A UK-based cyberlaw blog by Lilian Edwards. Specialising in online privacy and security law, cybercrime, online intermediary law (including eBay and Google law), e-commerce, digital property, filesharing and whatever captures my eye:-) Based at The Law School of Strathclyde University . From January 2011, I will be Professor of E-Governance at Strathclyde University, and my email address will be lilian.edwards@strath.ac.uk .
Thursday, June 23, 2011
WIPO slides
Wednesday, June 22, 2011
My report for WIPO on filesharing and intermediaries
A. Role and Responsibility of the Internet Intermediaries in the Field of Copyright, by Professor Lilian Edwards
This Study aims to identify the trends and principles governing the changing role of Internet intermediaries, summarizing the evolution of business models and outlining the complex issues to be considered in developing public policy in this field.

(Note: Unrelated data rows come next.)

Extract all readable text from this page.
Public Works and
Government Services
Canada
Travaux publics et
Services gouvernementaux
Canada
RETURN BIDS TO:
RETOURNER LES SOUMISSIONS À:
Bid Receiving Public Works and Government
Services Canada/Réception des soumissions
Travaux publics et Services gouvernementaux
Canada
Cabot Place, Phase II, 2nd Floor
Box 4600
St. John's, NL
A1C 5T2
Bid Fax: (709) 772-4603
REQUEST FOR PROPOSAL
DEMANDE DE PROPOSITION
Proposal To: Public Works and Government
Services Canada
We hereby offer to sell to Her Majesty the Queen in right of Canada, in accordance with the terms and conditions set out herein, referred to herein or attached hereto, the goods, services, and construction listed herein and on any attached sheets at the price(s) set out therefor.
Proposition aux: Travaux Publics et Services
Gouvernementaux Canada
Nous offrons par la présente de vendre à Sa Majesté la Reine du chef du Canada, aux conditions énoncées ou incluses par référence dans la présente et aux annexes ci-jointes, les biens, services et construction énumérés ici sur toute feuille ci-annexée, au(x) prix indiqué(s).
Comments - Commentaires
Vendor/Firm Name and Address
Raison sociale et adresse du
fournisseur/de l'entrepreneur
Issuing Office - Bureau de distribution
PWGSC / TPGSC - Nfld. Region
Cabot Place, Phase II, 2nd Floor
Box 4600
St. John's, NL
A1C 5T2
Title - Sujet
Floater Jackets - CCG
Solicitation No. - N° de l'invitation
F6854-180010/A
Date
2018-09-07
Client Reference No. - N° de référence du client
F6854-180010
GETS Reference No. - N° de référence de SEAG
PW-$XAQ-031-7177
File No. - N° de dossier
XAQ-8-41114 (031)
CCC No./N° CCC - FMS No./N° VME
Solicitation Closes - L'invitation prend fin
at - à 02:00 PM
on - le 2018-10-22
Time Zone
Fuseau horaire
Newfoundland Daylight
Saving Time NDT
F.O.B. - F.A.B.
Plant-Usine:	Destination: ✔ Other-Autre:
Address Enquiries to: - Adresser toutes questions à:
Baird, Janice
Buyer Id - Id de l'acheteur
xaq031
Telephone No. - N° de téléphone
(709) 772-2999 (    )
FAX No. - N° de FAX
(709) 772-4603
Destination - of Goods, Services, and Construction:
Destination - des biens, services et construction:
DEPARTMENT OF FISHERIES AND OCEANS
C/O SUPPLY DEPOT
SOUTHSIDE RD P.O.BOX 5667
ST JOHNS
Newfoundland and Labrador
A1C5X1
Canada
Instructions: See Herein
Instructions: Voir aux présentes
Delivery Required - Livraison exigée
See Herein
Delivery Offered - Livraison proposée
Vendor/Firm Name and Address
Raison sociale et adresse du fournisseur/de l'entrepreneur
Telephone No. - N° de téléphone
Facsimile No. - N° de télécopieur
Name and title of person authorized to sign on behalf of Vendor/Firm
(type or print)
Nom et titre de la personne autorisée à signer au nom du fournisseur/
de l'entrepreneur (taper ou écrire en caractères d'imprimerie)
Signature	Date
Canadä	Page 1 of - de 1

B. Comparative Analysis of National Approaches of the Liability of the Internet Intermediaries, by Professor Daniel Seng and Professor Juan Jose Marin
In this second Study, Professors Seng and Marin seek to identify the possible commonalities among different liability doctrines. The Study is divided into two parts, the first consisting of a “Survey of National Legislation and Jurisprudence on the Liability of Internet Intermediaries in the Field of Copyright and Related Rights”, covering 30 jurisdictions1. The second contains a conclusion resulting from the Survey, which defines trends and commonalities in the treatment of the responsibility of Internet intermediaries.

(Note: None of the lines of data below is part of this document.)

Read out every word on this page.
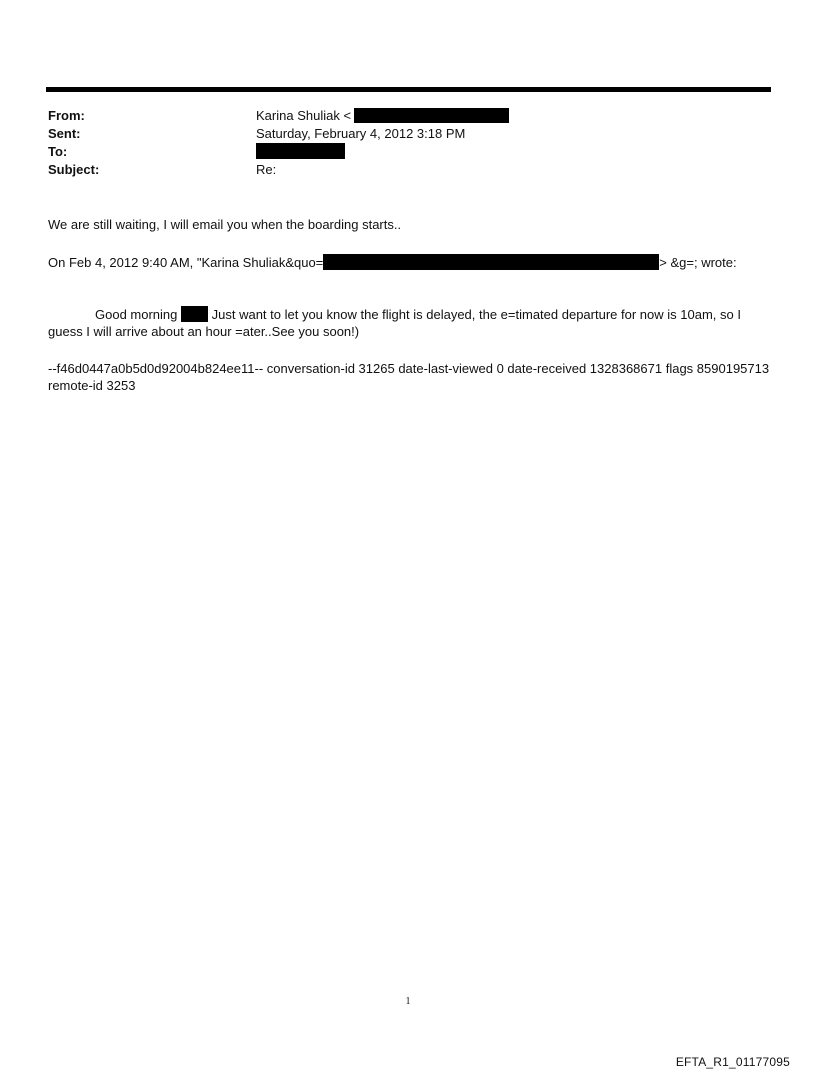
From:	Karina Shuliak <
Sent:	Saturday, February 4, 2012 3:18 PM
To:
Subject:	Re:
We are still waiting, I will email you when the boarding starts..
On Feb 4, 2012 9:40 AM, "Karina Shuliak&quo=	> &g=; wrote:
Good morning  Just want to let you know the flight is delayed, the e=timated departure for now is 10am, so I guess I will arrive about an hour =ater..See you soon!)
--f46d0447a0b5d0d92004b824ee11-- conversation-id 31265 date-last-viewed 0 date-received 1328368671 flags 8590195713 remote-id 3253
1
EFTA_R1_01177095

Both (I would modestly suggest) are worth a read , though the second as so far issued is empirical description, no conclusions yet. They do however dovetail usefully. My report's tentative conclusions are:
• - Global consensus on NTD as sensible balance between rightsholders and intermediaries broken in copyright field
• - No consensus on replacement regime
• - Graduated response (GR) solutions are costly, error prone and sanction may be disproportionate; pose serious risks to fundamental rights and public interest in digital inclusion; and their effectiveness is unproven.
• - Accordingly recommended that any attempt to impose GR by law should be justified by prior, independent ,empirical investigation, taking into account not just economic factors but also (i) impact on fundamental freedoms (ii) public interest in digital inclusion and promotion of innovation and (iii) state of incentives to create a market of legal alternatives to illicit filesharing.

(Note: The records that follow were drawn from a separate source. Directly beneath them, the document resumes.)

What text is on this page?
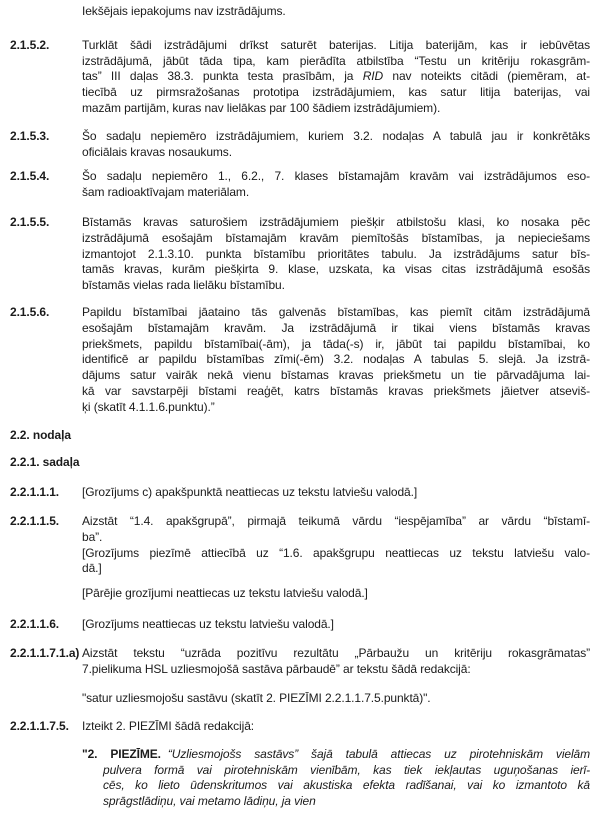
Iekšējais iepakojums nav izstrādājums.
2.1.5.2.	Turklāt šādi izstrādājumi drīkst saturēt baterijas. Litija baterijām, kas ir iebūvētas
izstrādājumā, jābūt tāda tipa, kam pierādīta atbilstība “Testu un kritēriju rokasgrām-
tas” III daļas 38.3. punkta testa prasībām, ja RID nav noteikts citādi (piemēram, at-
tiecībā uz pirmsražošanas prototipa izstrādājumiem, kas satur litija baterijas, vai
mazām partijām, kuras nav lielākas par 100 šādiem izstrādājumiem).
2.1.5.3.	Šo sadaļu nepiemēro izstrādājumiem, kuriem 3.2. nodaļas A tabulā jau ir konkrētāks
oficiālais kravas nosaukums.
2.1.5.4.	Šo sadaļu nepiemēro 1., 6.2., 7. klases bīstamajām kravām vai izstrādājumos eso-
šam radioaktīvajam materiālam.
2.1.5.5.	Bīstamās kravas saturošiem izstrādājumiem piešķir atbilstošu klasi, ko nosaka pēc
izstrādājumā esošajām bīstamajām kravām piemītošās bīstamības, ja nepieciešams
izmantojot 2.1.3.10. punkta bīstamību prioritātes tabulu. Ja izstrādājums satur bīs-
tamās kravas, kurām piešķirta 9. klase, uzskata, ka visas citas izstrādājumā esošās
bīstamās vielas rada lielāku bīstamību.
2.1.5.6.	Papildu bīstamībai jāataino tās galvenās bīstamības, kas piemīt citām izstrādājumā
esošajām bīstamajām kravām. Ja izstrādājumā ir tikai viens bīstamās kravas
priekšmets, papildu bīstamībai(-ām), ja tāda(-s) ir, jābūt tai papildu bīstamībai, ko
identificē ar papildu bīstamības zīmi(-ēm) 3.2. nodaļas A tabulas 5. slejā. Ja izstrā-
dājums satur vairāk nekā vienu bīstamas kravas priekšmetu un tie pārvadājuma lai-
kā var savstarpēji bīstami reaģēt, katrs bīstamās kravas priekšmets jāietver atseviš-
ķi (skatīt 4.1.1.6.punktu).”
2.2. nodaļa
2.2.1. sadaļa
2.2.1.1.1.	[Grozījums c) apakšpunktā neattiecas uz tekstu latviešu valodā.]
2.2.1.1.5.	Aizstāt “1.4. apakšgrupā”, pirmajā teikumā vārdu “iespējamība” ar vārdu “bīstamī-
ba”.
[Grozījums piezīmē attiecībā uz “1.6. apakšgrupu neattiecas uz tekstu latviešu valo-
dā.]
[Pārējie grozījumi neattiecas uz tekstu latviešu valodā.]
2.2.1.1.6.	[Grozījums neattiecas uz tekstu latviešu valodā.]
2.2.1.1.7.1.a) Aizstāt tekstu “uzrāda pozitīvu rezultātu „Pārbaužu un kritēriju rokasgrāmatas”
7.pielikuma HSL uzliesmojošā sastāva pārbaudē” ar tekstu šādā redakcijā:
"satur uzliesmojošu sastāvu (skatīt 2. PIEZĪMI 2.2.1.1.7.5.punktā)".
2.2.1.1.7.5.	Izteikt 2. PIEZĪMI šādā redakcijā:
"2. PIEZĪME. “Uzliesmojošs sastāvs” šajā tabulā attiecas uz pirotehniskām vielām
pulvera formā vai pirotehniskām vienībām, kas tiek iekļautas uguņošanas ierī-
cēs, ko lieto ūdenskritumos vai akustiska efekta radīšanai, vai ko izmantoto kā
sprāgstlādiņu, vai metamo lādiņu, ja vien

• - If GR regimes are so justified, regimes should be introduced via legislation, subject to constitutional scrutiny , rather than by voluntary or coerced action
• - Solutions imposing fewer costs on user and public interests should be adopted first, eg, “notice and notice” rather than notice and disconnection, and empirically monitored to see if they prove sufficient
• - International treaty should lay down rules on safeguards to be observed in any GR regime imposed by law. In particular, independent and transparent scrutiny of allegations of infringement before sanction, as well as judicial appeal after such, is vital.
• - Website and content blocking and blanket monitoring in particular should both be subject to stringent scrutiny as presumptively in breach of fundamental freedoms.
The - The international community should give pressing attention to what legal steps must be taken to facilitate and incentivise new business models for monetising digital content.
I just spoke to WIPO's Standing Commitee re the report which I may say more about later (currently leaching the free wi fi at Geneva Airport. ) I also had request for the slides I used which summarise the rather long report : WIPO is putting these up itself but I will try to add them here too shortly.